Через неделю мастерская полна этюдами. Он узнает свои руки, ногу… Странная эта синьора! Почему ей-то не стыдно? Она угрюмо, сосредоточенно работает. И почему она так старается? Должно быть, ей много заплатят за ее статуи.
Однажды, одевшись за перегородкой, он спускается по лестнице и сталкивается с высоким красивым брюнетом с слегка седеющими волосами. О, каким недобрым взглядом провожают его эти темные глаза!

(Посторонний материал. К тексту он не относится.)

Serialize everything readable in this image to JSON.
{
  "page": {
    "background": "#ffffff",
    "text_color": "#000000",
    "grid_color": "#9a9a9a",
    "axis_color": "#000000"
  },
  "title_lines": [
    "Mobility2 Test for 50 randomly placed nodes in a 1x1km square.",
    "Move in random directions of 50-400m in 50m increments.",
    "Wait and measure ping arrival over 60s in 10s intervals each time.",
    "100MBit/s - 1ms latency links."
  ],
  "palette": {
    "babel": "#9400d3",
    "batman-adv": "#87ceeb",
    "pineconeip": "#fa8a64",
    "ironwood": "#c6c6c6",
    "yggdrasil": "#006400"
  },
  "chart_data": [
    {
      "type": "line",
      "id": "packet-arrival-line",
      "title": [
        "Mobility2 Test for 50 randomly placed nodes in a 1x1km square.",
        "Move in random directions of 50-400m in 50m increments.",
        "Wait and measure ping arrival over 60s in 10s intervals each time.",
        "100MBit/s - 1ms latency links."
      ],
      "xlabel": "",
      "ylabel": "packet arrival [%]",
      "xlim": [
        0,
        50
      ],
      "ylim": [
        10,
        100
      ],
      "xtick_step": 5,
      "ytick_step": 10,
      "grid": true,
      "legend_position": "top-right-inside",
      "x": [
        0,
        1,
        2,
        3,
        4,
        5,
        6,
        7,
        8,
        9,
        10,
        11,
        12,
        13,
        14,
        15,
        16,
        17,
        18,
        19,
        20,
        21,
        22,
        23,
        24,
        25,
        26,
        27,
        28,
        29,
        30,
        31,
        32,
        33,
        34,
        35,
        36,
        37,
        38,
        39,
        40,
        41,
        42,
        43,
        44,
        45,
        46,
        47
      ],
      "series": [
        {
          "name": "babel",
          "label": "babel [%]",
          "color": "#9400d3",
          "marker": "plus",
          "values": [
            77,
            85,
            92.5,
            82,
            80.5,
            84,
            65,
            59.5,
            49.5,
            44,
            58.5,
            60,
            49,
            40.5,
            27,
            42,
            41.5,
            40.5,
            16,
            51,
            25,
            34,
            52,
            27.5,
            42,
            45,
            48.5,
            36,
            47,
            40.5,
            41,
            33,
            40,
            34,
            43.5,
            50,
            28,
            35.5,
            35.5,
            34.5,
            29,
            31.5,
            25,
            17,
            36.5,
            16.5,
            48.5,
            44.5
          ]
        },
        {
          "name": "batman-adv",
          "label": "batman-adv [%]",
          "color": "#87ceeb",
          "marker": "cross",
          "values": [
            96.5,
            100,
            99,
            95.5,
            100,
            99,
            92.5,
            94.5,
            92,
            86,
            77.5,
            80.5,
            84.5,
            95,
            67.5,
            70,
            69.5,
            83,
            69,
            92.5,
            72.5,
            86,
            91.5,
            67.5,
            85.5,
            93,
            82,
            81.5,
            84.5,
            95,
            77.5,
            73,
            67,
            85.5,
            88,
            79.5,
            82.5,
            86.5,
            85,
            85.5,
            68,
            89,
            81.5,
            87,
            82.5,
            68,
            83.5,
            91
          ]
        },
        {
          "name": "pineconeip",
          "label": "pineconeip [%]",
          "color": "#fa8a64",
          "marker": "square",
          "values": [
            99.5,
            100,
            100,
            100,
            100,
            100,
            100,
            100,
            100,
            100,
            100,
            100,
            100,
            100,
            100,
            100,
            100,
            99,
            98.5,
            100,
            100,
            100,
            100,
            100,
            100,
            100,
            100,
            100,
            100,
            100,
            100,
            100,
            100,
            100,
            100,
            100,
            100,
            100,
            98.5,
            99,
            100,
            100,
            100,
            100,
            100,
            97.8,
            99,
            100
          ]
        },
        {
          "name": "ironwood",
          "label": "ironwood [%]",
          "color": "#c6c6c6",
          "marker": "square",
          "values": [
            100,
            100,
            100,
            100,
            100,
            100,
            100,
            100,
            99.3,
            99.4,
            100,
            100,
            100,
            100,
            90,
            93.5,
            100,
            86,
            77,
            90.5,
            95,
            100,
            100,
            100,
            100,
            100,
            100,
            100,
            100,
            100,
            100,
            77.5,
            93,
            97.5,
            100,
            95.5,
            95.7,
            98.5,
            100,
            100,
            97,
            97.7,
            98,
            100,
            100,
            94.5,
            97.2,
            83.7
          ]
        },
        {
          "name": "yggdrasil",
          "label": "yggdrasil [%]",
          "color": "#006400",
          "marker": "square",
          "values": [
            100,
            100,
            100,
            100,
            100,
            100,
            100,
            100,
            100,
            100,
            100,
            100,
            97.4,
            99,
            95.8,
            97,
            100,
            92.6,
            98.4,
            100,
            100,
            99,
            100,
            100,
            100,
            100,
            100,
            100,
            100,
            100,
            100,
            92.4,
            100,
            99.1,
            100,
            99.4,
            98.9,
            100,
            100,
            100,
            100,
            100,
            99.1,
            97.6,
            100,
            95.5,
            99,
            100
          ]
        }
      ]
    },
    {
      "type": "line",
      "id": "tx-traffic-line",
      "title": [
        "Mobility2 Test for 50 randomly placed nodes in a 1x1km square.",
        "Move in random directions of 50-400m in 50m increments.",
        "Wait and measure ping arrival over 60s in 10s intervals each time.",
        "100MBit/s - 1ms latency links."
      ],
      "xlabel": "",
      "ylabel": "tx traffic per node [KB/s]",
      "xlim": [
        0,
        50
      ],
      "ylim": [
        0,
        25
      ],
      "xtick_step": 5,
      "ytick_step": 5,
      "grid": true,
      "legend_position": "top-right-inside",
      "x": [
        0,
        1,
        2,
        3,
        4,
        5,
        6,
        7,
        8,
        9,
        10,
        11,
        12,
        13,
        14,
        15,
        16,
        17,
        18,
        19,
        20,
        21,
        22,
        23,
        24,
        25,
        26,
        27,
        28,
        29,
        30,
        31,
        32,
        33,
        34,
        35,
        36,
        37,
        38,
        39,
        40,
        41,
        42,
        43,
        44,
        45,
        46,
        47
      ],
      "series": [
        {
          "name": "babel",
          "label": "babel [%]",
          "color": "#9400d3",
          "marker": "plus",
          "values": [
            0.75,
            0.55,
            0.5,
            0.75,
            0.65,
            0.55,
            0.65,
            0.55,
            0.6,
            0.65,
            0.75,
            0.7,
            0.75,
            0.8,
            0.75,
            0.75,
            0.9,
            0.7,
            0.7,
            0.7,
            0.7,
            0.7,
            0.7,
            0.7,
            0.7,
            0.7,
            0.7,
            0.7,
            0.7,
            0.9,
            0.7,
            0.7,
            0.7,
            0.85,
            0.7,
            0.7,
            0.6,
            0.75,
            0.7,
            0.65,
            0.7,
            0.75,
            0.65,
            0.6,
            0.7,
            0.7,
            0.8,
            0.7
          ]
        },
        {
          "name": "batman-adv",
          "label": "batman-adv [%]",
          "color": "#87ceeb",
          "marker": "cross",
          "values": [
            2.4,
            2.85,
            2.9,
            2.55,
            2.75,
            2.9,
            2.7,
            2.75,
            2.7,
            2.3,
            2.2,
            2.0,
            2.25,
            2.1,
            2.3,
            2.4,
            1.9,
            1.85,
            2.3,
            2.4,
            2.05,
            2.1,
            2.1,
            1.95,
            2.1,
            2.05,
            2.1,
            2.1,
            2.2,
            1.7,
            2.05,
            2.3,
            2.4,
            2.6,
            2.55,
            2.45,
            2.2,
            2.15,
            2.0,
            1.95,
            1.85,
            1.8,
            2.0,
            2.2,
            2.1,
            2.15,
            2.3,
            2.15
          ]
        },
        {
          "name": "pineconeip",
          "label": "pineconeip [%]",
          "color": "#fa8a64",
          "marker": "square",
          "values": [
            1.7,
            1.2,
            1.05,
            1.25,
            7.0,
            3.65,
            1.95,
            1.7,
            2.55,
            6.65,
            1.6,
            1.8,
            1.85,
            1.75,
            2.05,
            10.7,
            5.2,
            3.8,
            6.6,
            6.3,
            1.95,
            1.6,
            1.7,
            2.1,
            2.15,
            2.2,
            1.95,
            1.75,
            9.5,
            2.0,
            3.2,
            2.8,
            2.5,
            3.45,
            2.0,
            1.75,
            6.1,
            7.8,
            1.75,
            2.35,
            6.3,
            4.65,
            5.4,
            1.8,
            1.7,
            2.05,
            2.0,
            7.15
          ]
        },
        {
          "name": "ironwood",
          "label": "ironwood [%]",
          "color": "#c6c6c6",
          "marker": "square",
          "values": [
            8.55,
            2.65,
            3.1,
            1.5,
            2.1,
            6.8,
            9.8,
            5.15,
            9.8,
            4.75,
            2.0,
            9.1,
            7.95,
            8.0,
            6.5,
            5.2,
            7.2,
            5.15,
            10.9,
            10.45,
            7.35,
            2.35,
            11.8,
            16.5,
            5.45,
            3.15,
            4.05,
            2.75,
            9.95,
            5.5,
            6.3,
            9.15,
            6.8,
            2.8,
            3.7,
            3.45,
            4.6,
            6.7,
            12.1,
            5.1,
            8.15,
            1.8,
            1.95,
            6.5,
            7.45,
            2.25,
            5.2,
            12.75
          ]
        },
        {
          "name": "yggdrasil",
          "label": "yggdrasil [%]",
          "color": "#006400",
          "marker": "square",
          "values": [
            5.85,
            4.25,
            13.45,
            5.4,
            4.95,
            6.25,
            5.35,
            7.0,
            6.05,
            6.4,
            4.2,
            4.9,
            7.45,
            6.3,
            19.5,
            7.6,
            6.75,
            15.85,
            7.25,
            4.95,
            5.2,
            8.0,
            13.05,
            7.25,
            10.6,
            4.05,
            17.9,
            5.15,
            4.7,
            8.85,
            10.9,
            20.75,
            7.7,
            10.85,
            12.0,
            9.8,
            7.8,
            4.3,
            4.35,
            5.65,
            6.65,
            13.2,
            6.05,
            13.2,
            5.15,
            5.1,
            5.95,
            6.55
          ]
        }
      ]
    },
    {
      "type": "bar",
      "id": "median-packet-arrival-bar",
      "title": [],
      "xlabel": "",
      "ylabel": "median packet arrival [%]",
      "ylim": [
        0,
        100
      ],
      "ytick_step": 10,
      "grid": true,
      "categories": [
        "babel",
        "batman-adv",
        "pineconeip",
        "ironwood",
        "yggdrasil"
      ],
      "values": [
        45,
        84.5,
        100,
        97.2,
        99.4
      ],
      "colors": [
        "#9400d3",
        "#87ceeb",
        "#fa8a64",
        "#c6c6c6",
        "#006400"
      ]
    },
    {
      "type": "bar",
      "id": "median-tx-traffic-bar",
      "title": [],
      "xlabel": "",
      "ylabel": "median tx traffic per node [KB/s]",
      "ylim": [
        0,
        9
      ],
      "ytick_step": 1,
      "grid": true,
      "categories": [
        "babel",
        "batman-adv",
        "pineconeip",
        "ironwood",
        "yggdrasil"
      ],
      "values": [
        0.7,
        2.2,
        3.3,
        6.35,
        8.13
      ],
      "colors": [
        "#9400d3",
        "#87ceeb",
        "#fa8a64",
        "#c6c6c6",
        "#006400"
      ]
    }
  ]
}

— Твоя натура очень хороша! — говорит Штейнбах Мане.
— Да? Но ему далеко до оригинала. Штейнбах не понял. Но предпочитает не спрашивать.
— Покажи мне твои работы, — говорит он. Увидав обе начатые статуи, он меняется в лице.
— Он поразительно хорошо сложен.
— Как греческий бог, — спокойно отвечает Маня. — Шапелен хочет лепить с него Фавна для весенней выставки.
— А тут он на кого-то похож.
— Правда? — так и дрогнул голос Мани.
— Что-то припоминаю. Очень красив и стилен.
— Марк, милый… Как я счастлива! А я-то мучаюсь, что не умею передать. О, поцелуй меня, Марк!
Марк целует, но очень холодно. Он догадывается, что эти поцелуи не для него.
И вот Энрико опять получает синюю пневмограмму [41].
Он мчится наверх, в мастерскую.
— Надевайте костюм, — ласково говорит ему Маня.
А он даже не знал, что она говорит по-итальянски. О, милая! Сердце его бьется. Она никогда раньше не глядела на него с такой нежностью.
Когда он садится в привычной позе в кресло, Маня подходит к нему и мягко поворачивает голову, беря в свои душистые ладони его лицо. У Энрико вдруг темнеет в глазах, и он целует ладонь синьоры. Потом, схватив ее за руку, смотрит на нее потемневшими глазами.
«Как он прекрасен! — думает Маня, не отнимая руки и спокойно глядя на него сверху вниз. — Даже желанье не безобразит и не старит эти дивные черты…»
Робко пробует он обнять ее талию. Его пылающие глаза спрашивают: «Можно?» Она гордо и печально качает головой и отстраняется. Как грустно! Образ жестокого и надменного Лоренцо отодвинулся еще дальше. Непохож на него этот молящий и жадный взгляд юноши.
Она работает очень рассеянно на этот раз. Энрико подавлен. Руки его бессильно упали. Но синьора не подходит, чтоб исправить позу. Она не хочет видеть первых слез любовной муки, повисших на его ресницах.
41
Пневматическая почта в Париже. Письма, отправляемые по ней, назывались «пневмограммами» и писались на специальной бумаге.